COUPLED 2025

IS052 - Design and Modeling of Structures and Materials in Additive Manufacturingg

Organized by: M. Carraturo (University of Pavia, Italy), N. Ferro (Politecnico di Milano, Italy), M. Lupo Pasini (Oak Ridge National Laboratory, Italy), S. Morganti (University of Pavia, Italy), F. Auricchio (University of Pavia, Italy) and S. Perotto (Politecnico di Milano, Italy)

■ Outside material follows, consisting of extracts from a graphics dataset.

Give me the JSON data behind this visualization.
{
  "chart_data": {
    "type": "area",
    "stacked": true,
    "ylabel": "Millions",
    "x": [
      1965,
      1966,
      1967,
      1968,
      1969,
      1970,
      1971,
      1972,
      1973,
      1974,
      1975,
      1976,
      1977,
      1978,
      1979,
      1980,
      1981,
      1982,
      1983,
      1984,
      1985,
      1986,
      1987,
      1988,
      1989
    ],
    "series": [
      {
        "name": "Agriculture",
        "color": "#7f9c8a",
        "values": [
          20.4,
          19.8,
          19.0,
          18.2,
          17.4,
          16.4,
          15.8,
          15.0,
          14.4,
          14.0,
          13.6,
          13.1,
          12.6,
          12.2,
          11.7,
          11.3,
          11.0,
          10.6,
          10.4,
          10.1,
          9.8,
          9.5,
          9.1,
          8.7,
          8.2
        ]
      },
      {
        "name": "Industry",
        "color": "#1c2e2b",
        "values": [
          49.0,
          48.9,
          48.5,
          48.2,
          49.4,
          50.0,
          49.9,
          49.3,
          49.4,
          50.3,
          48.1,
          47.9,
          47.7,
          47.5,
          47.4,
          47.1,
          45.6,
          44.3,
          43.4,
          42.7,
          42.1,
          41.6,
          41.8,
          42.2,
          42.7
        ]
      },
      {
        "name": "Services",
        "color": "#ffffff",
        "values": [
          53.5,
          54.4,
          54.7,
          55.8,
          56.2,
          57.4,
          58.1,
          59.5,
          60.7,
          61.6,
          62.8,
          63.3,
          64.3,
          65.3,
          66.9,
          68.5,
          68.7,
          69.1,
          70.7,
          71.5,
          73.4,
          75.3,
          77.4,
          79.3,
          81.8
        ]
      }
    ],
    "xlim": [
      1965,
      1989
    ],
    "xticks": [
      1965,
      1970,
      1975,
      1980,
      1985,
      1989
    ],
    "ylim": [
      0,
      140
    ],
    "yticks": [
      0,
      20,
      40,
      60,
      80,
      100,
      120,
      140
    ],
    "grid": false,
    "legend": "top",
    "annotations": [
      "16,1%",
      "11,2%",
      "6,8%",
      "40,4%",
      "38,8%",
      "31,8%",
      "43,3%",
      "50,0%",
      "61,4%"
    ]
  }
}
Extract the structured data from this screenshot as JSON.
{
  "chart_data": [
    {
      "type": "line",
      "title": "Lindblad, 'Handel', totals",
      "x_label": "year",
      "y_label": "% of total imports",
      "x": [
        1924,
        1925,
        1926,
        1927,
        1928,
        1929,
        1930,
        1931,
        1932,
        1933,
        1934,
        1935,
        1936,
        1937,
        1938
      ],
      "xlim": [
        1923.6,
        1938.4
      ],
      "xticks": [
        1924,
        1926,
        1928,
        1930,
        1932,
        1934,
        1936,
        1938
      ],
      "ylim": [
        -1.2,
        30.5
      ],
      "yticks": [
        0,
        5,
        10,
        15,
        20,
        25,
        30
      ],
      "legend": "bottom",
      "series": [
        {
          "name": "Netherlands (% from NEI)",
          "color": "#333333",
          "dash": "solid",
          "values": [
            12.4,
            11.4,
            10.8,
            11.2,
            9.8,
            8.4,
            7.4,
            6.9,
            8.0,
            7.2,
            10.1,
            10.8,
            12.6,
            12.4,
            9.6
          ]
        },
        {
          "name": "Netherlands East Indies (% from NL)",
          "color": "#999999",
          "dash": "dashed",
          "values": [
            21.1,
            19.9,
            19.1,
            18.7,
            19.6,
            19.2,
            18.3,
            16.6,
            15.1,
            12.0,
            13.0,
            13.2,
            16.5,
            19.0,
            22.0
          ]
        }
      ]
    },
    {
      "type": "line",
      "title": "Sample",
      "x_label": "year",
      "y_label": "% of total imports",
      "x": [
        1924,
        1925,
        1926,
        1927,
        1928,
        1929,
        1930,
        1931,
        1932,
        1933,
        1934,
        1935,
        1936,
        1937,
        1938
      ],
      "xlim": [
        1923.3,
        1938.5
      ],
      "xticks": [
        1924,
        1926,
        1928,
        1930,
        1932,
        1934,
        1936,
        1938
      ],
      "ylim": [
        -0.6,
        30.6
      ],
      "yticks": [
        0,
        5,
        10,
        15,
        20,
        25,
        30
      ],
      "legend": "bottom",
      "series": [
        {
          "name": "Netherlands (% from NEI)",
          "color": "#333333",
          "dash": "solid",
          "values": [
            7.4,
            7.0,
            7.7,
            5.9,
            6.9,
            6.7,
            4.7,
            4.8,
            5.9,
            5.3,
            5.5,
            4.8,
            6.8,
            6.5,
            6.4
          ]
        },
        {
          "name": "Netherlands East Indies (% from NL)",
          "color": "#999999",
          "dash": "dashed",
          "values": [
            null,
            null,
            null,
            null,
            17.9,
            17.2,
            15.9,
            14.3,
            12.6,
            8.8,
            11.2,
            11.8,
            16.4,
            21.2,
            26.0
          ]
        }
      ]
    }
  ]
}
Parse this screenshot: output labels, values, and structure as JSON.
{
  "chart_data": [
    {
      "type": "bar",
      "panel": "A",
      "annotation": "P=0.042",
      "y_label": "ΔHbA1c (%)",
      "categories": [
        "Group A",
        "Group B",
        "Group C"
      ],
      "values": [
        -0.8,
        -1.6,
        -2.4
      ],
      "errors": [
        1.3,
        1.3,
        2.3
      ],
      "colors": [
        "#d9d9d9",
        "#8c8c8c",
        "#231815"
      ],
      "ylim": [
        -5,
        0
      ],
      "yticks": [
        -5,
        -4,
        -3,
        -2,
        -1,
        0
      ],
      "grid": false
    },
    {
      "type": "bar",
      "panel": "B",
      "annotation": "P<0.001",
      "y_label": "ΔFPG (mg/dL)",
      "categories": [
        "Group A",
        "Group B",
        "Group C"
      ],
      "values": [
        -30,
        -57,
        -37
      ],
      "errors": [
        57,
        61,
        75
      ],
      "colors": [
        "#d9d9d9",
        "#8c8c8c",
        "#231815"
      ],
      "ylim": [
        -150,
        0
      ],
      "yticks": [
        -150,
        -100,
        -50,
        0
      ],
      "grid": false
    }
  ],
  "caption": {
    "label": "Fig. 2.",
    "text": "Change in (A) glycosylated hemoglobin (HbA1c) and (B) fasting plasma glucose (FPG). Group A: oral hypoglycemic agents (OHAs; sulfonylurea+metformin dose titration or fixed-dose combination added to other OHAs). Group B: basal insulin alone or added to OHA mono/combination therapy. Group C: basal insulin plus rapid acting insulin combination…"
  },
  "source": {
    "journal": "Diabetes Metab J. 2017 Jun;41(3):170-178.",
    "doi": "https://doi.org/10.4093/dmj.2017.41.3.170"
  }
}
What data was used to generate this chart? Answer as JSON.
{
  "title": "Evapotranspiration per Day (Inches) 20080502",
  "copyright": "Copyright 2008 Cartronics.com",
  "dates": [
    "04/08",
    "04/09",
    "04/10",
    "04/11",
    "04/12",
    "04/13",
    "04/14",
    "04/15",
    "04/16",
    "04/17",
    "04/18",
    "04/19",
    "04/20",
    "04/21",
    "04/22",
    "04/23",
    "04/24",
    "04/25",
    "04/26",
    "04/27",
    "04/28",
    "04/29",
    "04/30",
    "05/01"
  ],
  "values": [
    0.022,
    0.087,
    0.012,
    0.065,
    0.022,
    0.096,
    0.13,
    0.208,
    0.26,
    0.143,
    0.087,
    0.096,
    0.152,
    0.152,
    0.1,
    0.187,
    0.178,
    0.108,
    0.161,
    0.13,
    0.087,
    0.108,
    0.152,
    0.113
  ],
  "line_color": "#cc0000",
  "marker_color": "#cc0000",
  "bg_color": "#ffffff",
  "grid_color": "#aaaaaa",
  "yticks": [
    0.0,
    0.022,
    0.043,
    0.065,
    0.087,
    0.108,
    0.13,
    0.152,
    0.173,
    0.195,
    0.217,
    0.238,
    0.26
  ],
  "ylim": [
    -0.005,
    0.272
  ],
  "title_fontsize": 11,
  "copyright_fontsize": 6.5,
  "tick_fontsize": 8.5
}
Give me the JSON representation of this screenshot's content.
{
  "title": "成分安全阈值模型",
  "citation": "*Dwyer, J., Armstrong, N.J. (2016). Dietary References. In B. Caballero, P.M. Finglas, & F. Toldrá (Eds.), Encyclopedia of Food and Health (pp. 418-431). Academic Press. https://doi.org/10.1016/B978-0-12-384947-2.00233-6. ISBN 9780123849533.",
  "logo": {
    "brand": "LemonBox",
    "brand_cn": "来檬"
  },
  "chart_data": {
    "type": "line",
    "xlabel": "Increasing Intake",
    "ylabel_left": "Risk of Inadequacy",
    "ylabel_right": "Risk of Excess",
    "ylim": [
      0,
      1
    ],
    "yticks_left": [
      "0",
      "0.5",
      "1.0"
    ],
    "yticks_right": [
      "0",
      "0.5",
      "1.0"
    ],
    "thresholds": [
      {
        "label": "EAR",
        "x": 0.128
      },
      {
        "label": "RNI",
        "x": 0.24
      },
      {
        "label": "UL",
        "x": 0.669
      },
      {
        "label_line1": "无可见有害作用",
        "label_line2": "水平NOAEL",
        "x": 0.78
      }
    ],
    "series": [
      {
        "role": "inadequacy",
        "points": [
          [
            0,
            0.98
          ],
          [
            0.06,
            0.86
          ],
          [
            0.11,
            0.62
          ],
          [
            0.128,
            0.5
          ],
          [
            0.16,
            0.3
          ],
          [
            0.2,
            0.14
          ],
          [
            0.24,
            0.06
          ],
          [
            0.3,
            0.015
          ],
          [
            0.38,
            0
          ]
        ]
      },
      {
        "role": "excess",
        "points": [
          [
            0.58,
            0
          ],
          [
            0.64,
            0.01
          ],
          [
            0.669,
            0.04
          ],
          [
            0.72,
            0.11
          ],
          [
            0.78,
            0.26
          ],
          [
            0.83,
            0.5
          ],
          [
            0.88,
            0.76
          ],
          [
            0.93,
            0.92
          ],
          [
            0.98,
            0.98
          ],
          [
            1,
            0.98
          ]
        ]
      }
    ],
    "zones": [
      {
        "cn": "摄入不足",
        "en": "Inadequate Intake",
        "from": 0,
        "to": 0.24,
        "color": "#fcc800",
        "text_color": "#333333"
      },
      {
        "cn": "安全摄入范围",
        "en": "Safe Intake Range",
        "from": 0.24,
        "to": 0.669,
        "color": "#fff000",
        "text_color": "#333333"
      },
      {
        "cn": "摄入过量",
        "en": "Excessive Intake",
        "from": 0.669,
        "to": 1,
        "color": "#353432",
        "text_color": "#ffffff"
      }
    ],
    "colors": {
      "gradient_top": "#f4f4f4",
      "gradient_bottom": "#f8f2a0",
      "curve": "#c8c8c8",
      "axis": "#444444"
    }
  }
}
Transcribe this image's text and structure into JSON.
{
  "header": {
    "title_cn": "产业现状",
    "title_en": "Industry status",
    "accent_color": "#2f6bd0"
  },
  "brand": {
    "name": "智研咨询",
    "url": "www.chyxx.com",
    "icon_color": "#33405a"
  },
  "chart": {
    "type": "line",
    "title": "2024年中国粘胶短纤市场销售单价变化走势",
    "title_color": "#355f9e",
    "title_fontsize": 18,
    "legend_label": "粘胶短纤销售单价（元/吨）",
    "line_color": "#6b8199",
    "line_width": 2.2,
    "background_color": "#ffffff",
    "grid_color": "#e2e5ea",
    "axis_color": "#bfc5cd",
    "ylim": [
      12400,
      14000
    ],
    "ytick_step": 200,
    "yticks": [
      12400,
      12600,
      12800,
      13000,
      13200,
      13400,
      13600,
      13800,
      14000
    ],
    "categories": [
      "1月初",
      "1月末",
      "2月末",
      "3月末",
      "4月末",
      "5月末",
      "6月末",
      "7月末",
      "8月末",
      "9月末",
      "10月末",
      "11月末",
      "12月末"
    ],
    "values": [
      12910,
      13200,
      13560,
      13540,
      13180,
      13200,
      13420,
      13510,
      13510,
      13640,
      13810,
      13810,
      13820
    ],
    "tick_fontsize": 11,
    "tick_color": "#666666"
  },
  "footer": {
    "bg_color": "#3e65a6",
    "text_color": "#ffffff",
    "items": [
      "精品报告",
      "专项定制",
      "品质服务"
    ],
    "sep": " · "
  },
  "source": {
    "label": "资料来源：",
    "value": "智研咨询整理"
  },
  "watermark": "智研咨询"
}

Keywords: additive manufcaturing, data-driven methods, Multiphysics, Multiscale, numerical modelling
Additive Manufacturing (AM) technologies are experiencing exponential growth across various domains, including aerospace, biomedical applications, architecture, fashion, and the food industry. AM has gained prominence due to its capability to produce freeform components with structural and mechanical properties often superior to those achieved through traditional manufacturing processes. Concurrently, the rise of advanced applications has highlighted the need for innovative designs of structures and metamaterials tailored to the unique constraints and capabilities of these technologies. The development of optimal designs and the deep understanding of complex process-structure-property relationships are essential to fully harness the potential of AM. This requires sophisticated numerical tools and mathematical frameworks capable of addressing the multiphysics and multiscale nature of the problem. Advanced techniques, such as computational geometry, shape and topology optimization, multiphysics simulations, and multiscale modeling, enable the prediction, analysis, and optimization of innovative structures and materials for additive manufacturing. Emerging data-driven methods, including machine learning and artificial intelligence, are also opening new possibilities for the discovery and optimization of metamaterials and structural solutions. This session aims to bring together researchers and practitioners to share recent advances in the design and modeling of structures and materials in AM. Topics of interest include, but are not limited to: process modeling and validation; material modeling for AM; multiphysics and multiscale modeling; shape and topology optimization for AM; metamaterial design for AM; data-driven analysis and applications of machine learning and artificial intelligence in AM design.